Two approaches are generally followed for quantifying microbial metabolism: first, measuring the dissolved oxygen (DO) content of seawater in situ (Pomeroy, 1997; Rysgaard et al., 2001; Sherr and Sherr, 2003); or second, measuring changes in the concentration of chemical tracers in closed incubation experiments. The former method enables observations at high spatial and/or temporal resolution, but their interpretation is often challenging because the system is open: changes in oxygen concentration due to biological activity must be separated from those of physical processes such as mixing and air–water gas exchange. Monitoring ambient DO in this way only quantifies net community productivity (NCP). In the latter technique, changes in DO or radioisotope concentrations can be used to infer rates of biological processes (Smith, 1994, 1995; Gosselin et al., 1997; Rysgaard et al., 1999, 2001; Hill and Cota, 2005; Regaudie-de-Gioux and Duarte, 2010; Vaquer-Sunyer et al., 2013). This requires samples to be collected and incubated, potentially involving complex analytical procedures, and while in situ incubations are unlikely to fully replicate natural conditions, they allow for more controlled conditions. Comparison of simultaneous incubations of samples exposed to light and samples kept in the dark yields estimates of community respiration (CR, measured in the dark samples) and gross primary productivity (GPP, interpreted as the difference between the light and dark samples) in addition to NCP (light samples). Ideally, the two approaches are used in tandem (Sherr and Sherr, 2003; Cottrell et al., 2006). A recent approach combined in situ chlorophyll a and irradiance observations with a numerical model to estimate NPP under pack ice (Assmy et al., 2017); while less direct than ambient DO measurements or incubations, this method can yield good spatial coverage, is not affected by oxygen exchange with the atmosphere, and provides detailed in situ observations that will help address the limitations of remotely sensed chlorophyll a observations noted above.

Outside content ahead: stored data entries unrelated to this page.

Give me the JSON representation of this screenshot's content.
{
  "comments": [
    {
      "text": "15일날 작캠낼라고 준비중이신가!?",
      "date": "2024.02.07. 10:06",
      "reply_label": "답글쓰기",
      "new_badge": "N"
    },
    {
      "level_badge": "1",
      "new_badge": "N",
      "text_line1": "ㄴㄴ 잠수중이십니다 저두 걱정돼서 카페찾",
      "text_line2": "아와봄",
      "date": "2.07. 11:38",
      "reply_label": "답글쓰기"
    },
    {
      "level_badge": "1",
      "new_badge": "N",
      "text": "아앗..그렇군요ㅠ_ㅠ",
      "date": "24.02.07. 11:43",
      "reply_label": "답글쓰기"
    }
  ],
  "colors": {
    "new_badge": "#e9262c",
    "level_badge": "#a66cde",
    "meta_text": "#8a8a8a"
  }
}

Abbreviations are as follows: inc: incubations using DO or 14C; bd: below level of detection; NM: not measured; NR: measured but not reported. Sources are listed as follows: G97, Gosselin et al. (1997); R99, Rysgaard et al. (1999); S03, Sherr and Sherr (2003); H05, Hill and Cota (2005); C06, Cottrell et al. (2006); M08, Mikkelsen et al. (2008); S11, Seuthe et al. (2011); and V13, Vaquer-Sunyer et al. (2013). a Estimated from Fig. 2 in this paper. b Calculated using authors' range of 9–57 g C m−2 d−1 over estimated depth of 60 m and reported as the mean ±1 standard deviation of the values in Table 2 in this paper.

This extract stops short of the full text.